Classical correlations for Generic States are Fragile under Decoherence

TL;DR

This paper investigates how classical correlations in quantum states behave under noise, showing they generally decrease with noise, and introduces methods to distinguish quantum channels based on classical correlators.

Contribution

It provides a detailed analysis of classical correlators under noise, connecting their behavior to quantum channels and proposing a discrimination method based on classical correlations.

Findings

Classical correlators decrease with increasing noise levels for most channels.

A connection between classical correlators of noisy and initial states is established.
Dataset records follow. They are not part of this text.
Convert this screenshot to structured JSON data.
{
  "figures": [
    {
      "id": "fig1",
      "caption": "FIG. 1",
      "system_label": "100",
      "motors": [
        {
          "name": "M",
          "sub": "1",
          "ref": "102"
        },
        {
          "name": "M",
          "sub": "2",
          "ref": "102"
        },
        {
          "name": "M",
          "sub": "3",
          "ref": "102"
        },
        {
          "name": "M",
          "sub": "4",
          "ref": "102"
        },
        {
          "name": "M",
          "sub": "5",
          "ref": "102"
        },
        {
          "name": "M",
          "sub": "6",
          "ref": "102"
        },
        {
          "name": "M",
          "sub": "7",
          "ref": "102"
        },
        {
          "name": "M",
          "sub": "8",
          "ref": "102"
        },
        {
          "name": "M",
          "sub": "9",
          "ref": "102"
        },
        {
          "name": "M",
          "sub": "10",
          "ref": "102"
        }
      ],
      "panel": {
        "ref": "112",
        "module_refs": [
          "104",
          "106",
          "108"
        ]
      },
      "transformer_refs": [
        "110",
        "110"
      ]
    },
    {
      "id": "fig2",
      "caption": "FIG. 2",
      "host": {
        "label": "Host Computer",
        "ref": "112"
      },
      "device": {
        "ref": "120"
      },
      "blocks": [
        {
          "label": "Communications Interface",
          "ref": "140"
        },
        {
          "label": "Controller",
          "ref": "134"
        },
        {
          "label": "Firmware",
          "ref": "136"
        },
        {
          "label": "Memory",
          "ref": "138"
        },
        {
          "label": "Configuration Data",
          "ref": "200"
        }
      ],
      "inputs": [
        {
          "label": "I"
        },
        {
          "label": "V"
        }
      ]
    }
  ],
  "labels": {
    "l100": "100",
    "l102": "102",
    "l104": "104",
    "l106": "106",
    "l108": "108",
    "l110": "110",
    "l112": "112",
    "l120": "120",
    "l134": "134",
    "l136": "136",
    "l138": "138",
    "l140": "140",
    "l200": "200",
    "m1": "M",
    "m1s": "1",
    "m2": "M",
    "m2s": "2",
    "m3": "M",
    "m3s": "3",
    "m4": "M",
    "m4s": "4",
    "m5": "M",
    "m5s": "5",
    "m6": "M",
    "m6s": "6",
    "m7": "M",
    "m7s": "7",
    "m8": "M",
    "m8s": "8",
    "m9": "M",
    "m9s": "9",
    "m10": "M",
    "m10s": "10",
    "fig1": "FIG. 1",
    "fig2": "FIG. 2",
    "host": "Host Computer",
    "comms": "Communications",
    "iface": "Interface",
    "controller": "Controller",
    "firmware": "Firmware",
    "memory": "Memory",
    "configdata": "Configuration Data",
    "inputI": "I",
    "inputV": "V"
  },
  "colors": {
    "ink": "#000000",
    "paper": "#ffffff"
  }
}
Method to discriminate quantum channels using classical correlators of generalized W states.

Abstract

Quantum correlations typically decrease with increasing noise, although classical correlators (CCors) may rise for a particular class of states with noise. To analyse the behavior of classical correlation (CC) in the presence of local noise, we scrutinize the set of classical correlators, axiomatic CC measures like classical discord, and local work for Haar uniformly generated states. Like quantum correlation measures, we illustrate that when noise levels rise, the average value of the CC measures for noisy output states obtained from random input states decreases for most of the channels. We also demonstrate a connection between the CCors of the noise-affected multipartite states that are produced and the CCors of the initial states that exhibit exponential, polynomial, and constant behavior as the noise level changes. Moreover, based on CCors of the generalised N-qubit W state as input, we determine a method to discriminate between the quantum channels, namely phase damping, depolarizing, and amplitude damping channels. We also relate classical, quantum, and total correlation measures that exhibit a comparable reaction to decoherence for generic states.